Güimar

Der Bergrücken Cumbre Dorsal trennt die Stadt Güimar vom fruchtbaren Orotavatal auf der Kanareninsel Teneriffa. Besucher der Ortschaft begeben sich auf eine geheimnisvolle Entdeckungsreise.




Im Nordosten der Insel wartet eine reizvolle Stadt

Die Gemeinde Güimar liegt im Nordosten Teneriffas und präsentiert sich als bedeutendes Wirtschaftszentrum in der Provinz Santa Cruz de Tenerife. Auf einer Fläche von etwa 102 Quadratkilometern leben und arbeiten rund 18.590 Menschen. Zu den umliegenden Nachbargemeinden gehören Arafo im Inselnorden, Fasnia im Süden sowie La Orotava im westlichen Teil der Insel. Viele Sehenswürdigkeiten laden zu spannenden Ausflügen ein.

Interessant und sehenswert

Güimar ist eine der ältesten Gemeinden der sonnigen Kanareninsel Teneriffa. In vorspanischer Zeit hatte hier ein Guanchen-Mencey seinen Sitz. Die Zeiten haben sich geändert – heute gibt es zahlreiche Geschäfte zum Stöbern sowie gemütliche Cafés und Bars zum Verweilen. Das Herz der Gemeinde bildet die Pfarrkirche „Iglesia de San Pedro“. Dabei handelt es sich um eine dreischiffige Hallenkirche, die im 17. Jahrhundert erbaut wurde. Das Gotteshaus beherbergt unter anderem den Kirchenschatz mit wertvollen Arbeiten aus Silber.
Einen herrlichen Blick offenbart auch der „Mirador de Don Martin“ sowie der Hafen „Puerto de Güimar“. Er liegt unterhalb der Küste und ist hübsch anzusehen. Hier schließt sich auch ein kleiner Sandstrand an.

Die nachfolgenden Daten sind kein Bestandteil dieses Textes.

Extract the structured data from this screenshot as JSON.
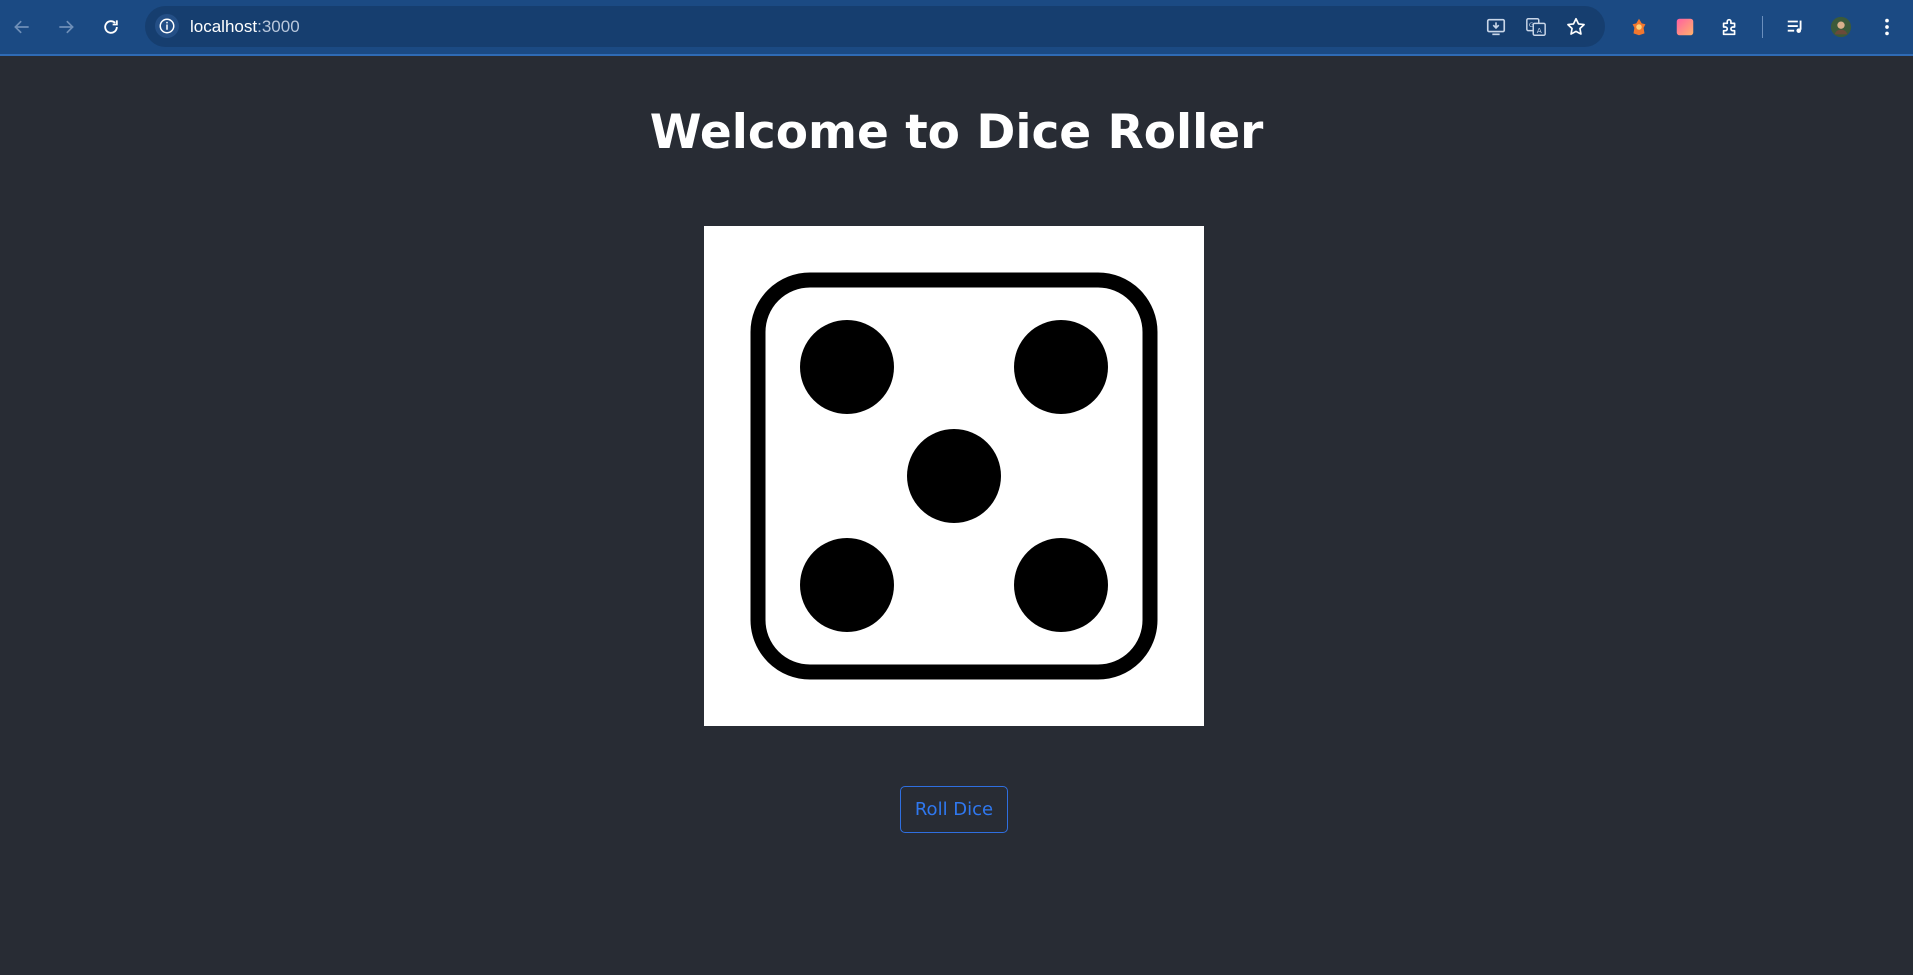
{
  "browser": {
    "url_host": "localhost",
    "url_port": ":3000",
    "icons": {
      "back": "arrow-left-icon",
      "forward": "arrow-right-icon",
      "reload": "reload-icon",
      "site_info": "info-icon",
      "install": "install-app-icon",
      "translate": "translate-icon",
      "bookmark": "star-icon",
      "extension1": "extension-fox-icon",
      "extension2": "extension-gradient-icon",
      "extensions": "puzzle-icon",
      "media": "media-control-icon",
      "profile": "avatar",
      "menu": "kebab-menu-icon"
    }
  },
  "page": {
    "title": "Welcome to Dice Roller",
    "dice_value": 5,
    "roll_button_label": "Roll Dice"
  },
  "colors": {
    "background": "#282c34",
    "chrome": "#1b4a83",
    "accent": "#2f78f0"
  }
}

Geheimnisvoll und rätselhaft

Die „Pyramiden von Güimar“ sind die Touristenattraktion des Ortes. Sie haben ihren Platz im Viertel Chacona am oberen Stadtrand. Sechs von neuen Stufenpyramiden sind bis heute erhalten geblieben und geben immer noch Rätsel auf. Sehr lange wurde davon ausgegangen, dass es sich bei den Bauten um eine zufällige Bauweise der Bauern handeln könnte. Im Jahr 1990 meldete jedoch der Ethnologe Thor Heyerdahl aus Norwegen erste Zweifel an. Er war der Meinung, es könnte auch ein Zusammenhang zu den mittelamerikanischen und ägyptischen Pyramiden bestehen. Thor Heyerdahl ging bis zu seinem Ableben davon aus, dass die Guanchen die Pyramiden errichtet haben, um sie für ihre astronomischen Beobachtungen zu nutzen. Das Rätsel um die Pyramiden wurde jedoch nie gelöst, denn am Ende des 20. Jahrhunderts wurden Keramikstücke aus dem 19. Jahrhundert gefunden. Diese Entdeckung warf wieder neue Fragen auf. Heute sind die Pyramiden vom attraktiven „Parque Etnografico Piramides de Güimar“ sowie von einem Museum umgeben. Dieses gibt den Besuchern einen umfassenden Einblick in die 5.000 Jahre alte Geschichte der Insel Teneriffa.